Here is my first story I've wrote here, so please enjoy!

"Running, God, running in circles like I was mad, no not mad, I didn't end up here, I was just following the angels!" A sobbing man proclaimed as he shifted his shackles left to right.
"What the hell happened on that night!" Evans screamed, peering into the man's eyes with the leer of Death.
"They came, led me to salvation, got me away from those wreteched soldiers to salvation!" screaming again.
Filled with internal rage, I grabbed up a piece of glass, shoved it into his mouth, and ended his impunity with my own satisfaction, one swing after another.
"Just listen...." the man grumbled, tearing to see the sight of his own blood.
"The angels.....the voices,the symbol I have, you will see soon enough" he said, and at that moment, fell to his knees and released his soul.
"Know how the hell are we supposed to find out about the men who died on that night!" I proclaimed while we dragged the limp and shattered body upon the streets along with the others.
"Let us not stumble with haste, we will find out who did this" Evans suaved to me in the kind words he spoke.
Avast, we walked upon the war-torn streets, the dead, the dying, the disease, the cries, God, the cries!
Corner after corner, lane after lane, mounds, pyrimads of bodies touch the sky, and at that moment I saw somebody.
No not a person, but of that which belonged to the deitys themselfs.
Deciding to help, I sprinted towards the thing to see it only vanish in front of my mortal eyes.
"Follow"
"Understand"
"Wake"
"AHHH" I screamed, as I was becoming of one who belonged to the straight-jacket.
Stumbling, I fell upon the bodies at which I saw the phantom, and as I turned around, I heard the lone gun shot, I seen, I have tasted Death
That man, fell like a rock, upon the gravel street, longing a sigh of earthly troubles as he on his last string.
"Wake up, Adam" Evans cried
"Wake up"
Turning around, I saw that same ghoul that I saw earlier and began to pursue it.
Running, sprinting, I began to feel light, not lighter, more..... peaceful
At that time, the turning of my body introduced a bridge that the thing as stepped upon.
"Believe"
"Jump"
"Wake up"
Ignoring the voices, I ran upon the bridge till the most war-shattered part upon it.

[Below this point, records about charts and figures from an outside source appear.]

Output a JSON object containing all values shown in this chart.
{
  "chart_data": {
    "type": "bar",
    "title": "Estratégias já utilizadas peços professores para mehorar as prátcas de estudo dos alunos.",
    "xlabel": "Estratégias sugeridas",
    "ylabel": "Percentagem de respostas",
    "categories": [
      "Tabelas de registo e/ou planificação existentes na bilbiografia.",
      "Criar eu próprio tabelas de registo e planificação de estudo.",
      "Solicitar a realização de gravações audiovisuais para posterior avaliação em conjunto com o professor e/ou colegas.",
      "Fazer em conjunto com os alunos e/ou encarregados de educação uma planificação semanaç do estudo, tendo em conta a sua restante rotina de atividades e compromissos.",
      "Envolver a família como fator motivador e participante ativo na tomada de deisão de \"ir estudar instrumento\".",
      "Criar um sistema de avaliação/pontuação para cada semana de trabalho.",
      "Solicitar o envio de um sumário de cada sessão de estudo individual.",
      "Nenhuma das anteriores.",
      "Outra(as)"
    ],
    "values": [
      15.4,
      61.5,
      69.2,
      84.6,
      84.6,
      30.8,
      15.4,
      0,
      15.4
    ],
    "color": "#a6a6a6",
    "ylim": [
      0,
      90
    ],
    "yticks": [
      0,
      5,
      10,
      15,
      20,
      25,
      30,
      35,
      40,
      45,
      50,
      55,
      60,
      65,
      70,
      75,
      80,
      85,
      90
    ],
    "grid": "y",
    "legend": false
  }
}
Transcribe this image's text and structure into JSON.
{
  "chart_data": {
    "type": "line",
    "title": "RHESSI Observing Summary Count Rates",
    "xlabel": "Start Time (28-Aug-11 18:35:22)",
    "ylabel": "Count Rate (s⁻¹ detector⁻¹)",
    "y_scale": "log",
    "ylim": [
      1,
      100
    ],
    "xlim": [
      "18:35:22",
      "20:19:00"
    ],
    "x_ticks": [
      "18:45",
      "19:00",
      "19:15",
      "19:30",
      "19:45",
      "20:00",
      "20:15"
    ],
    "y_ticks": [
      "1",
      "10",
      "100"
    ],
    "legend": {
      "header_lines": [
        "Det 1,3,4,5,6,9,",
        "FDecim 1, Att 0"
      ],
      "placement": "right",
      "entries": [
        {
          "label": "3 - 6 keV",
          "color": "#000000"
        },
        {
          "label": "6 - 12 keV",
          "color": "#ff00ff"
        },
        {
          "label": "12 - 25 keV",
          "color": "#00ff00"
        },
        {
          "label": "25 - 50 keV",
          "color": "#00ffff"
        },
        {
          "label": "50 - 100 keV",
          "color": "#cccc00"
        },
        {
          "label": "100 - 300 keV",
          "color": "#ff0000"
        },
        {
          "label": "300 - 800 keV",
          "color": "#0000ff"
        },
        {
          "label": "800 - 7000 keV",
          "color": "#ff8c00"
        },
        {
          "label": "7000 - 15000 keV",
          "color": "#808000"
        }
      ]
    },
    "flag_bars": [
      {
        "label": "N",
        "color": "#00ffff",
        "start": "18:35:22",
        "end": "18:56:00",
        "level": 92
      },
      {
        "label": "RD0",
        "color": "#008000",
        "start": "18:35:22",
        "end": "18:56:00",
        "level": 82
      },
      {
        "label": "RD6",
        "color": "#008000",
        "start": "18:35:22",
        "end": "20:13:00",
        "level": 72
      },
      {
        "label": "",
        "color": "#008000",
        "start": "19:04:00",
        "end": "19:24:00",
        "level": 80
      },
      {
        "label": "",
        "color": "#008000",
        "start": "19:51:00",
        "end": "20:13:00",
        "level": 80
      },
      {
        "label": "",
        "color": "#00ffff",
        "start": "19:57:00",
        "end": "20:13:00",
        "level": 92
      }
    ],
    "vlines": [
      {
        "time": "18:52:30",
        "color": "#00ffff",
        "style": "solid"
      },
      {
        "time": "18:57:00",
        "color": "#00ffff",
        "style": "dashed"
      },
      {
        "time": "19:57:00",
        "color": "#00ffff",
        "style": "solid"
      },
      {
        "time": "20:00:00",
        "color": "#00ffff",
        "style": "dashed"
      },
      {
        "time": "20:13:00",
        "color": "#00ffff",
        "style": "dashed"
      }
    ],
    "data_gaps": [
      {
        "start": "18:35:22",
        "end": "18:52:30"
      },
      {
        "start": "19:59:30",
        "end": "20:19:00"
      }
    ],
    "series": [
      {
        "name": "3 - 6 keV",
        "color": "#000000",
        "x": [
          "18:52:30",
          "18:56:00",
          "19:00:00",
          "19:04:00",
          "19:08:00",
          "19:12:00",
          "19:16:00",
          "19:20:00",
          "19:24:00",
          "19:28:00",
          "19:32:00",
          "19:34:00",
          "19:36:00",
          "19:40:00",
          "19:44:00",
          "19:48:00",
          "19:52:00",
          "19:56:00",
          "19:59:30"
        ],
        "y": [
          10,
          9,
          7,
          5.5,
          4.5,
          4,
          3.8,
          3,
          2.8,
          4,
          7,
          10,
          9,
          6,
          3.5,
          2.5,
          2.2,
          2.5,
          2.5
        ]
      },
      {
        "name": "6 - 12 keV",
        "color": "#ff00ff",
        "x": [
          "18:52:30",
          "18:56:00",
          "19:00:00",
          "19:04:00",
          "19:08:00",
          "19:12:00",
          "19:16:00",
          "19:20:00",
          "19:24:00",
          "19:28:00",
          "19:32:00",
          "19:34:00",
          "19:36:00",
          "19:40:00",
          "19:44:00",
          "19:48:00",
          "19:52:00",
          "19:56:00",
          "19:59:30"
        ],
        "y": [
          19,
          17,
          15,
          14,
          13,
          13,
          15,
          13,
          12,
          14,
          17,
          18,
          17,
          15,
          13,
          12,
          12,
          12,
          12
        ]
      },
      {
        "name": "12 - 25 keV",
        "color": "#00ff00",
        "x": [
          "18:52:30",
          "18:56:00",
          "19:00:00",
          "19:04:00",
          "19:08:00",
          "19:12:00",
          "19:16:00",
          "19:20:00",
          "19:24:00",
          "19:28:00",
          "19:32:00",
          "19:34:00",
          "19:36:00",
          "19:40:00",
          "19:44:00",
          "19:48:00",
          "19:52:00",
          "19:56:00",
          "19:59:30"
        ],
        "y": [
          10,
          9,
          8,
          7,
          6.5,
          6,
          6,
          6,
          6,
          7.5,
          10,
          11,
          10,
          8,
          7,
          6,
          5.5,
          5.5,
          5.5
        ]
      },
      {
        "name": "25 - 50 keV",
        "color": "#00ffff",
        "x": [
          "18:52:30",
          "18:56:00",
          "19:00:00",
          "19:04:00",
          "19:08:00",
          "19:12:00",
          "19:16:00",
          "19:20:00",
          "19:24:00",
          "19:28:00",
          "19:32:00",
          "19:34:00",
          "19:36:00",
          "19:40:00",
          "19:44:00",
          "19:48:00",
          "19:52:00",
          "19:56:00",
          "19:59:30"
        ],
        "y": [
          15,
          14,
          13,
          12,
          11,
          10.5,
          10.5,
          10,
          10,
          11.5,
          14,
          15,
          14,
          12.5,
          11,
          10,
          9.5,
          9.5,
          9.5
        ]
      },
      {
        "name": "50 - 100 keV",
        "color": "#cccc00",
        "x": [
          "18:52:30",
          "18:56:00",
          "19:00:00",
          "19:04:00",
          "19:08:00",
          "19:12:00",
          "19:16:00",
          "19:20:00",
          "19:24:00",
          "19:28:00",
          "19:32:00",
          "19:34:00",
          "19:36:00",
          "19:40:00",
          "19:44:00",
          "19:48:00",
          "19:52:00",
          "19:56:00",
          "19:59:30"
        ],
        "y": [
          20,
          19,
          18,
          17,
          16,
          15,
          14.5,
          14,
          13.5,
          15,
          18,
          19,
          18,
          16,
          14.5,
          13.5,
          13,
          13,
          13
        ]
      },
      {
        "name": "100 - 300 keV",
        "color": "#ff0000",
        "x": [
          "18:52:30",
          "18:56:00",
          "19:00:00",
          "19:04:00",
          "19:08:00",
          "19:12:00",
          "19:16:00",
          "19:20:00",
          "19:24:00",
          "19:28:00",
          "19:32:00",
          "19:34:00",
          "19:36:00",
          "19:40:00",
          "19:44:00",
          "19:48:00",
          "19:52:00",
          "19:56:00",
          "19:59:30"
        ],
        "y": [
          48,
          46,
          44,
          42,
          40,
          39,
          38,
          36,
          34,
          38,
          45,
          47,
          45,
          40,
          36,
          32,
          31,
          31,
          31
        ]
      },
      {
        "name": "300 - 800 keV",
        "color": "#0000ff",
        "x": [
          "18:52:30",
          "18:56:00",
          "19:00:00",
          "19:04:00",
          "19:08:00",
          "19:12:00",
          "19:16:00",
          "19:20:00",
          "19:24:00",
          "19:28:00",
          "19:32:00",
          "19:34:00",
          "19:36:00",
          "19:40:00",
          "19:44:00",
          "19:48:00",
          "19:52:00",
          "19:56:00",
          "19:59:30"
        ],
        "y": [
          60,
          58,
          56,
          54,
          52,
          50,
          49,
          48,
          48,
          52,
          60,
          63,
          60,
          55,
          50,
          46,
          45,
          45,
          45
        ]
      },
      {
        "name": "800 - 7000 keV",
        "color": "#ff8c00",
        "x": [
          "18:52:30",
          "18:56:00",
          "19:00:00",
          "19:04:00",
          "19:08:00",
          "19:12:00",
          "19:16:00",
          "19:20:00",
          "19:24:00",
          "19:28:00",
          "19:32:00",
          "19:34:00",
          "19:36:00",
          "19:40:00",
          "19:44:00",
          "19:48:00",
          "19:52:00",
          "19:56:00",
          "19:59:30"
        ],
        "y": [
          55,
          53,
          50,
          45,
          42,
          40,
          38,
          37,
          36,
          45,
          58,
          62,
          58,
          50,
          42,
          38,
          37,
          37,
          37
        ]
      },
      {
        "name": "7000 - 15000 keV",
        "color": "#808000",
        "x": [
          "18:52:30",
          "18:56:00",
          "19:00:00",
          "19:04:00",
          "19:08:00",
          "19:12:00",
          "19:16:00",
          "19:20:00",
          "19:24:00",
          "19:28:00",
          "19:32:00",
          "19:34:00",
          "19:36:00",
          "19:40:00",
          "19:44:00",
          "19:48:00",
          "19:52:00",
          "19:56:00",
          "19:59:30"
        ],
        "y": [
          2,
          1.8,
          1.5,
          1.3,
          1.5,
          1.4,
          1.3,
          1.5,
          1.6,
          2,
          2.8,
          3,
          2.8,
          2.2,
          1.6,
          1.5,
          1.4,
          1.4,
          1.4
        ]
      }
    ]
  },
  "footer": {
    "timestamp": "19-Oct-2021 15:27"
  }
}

You should have seen it, not crazy, not insane, but that thing, pointed down as I cornered it, mouthing "Believe"
"Your dead, bit**" I proclaimed as I ran to tackle and gain my retibution.
But with the speed, the devine power, it vanished, only happening to appear I was hanging upon the peice of wood, relating to me hanging for my Soul.
I turn my head to see that figure, that demon, that MONSTROSITY!
Attempting to pick up my gun that fell out of its sheath, I heard the final word from that being
"Let go"
"No!" I proclaimed, filling up with my own self ignorance and tears
"Let go" it said, and walked away, like a shadow in the night
Unable to hold on, closing my eyes, I let myself upon my Death
For one vast second, I felt the angels carrying me, seeing light, like a candle in the utter-most darkness. I'm at peace
"He's alive!" a man proclaimed as he shift around the medical supplies
I look around, seeing I am in a hospital with the bearing of a knife in my left arm, and upon there, I see the Symbol upon my arm. A cross.
 
It's sadly only 603 words. It has to be 1000 words, and the formatting isn't great either. I'm not sure how many full-stops I saw in there, but it was few. You also need to leave space between dialogue.
 
I like the concept but as Chiraami said, make it attractive for reading. Nobody wants to read a wall of text. Leave spaces. Emphasize points that you want to emphasize using italics etc.

What I'm trying to say is ... make it a bit more organized.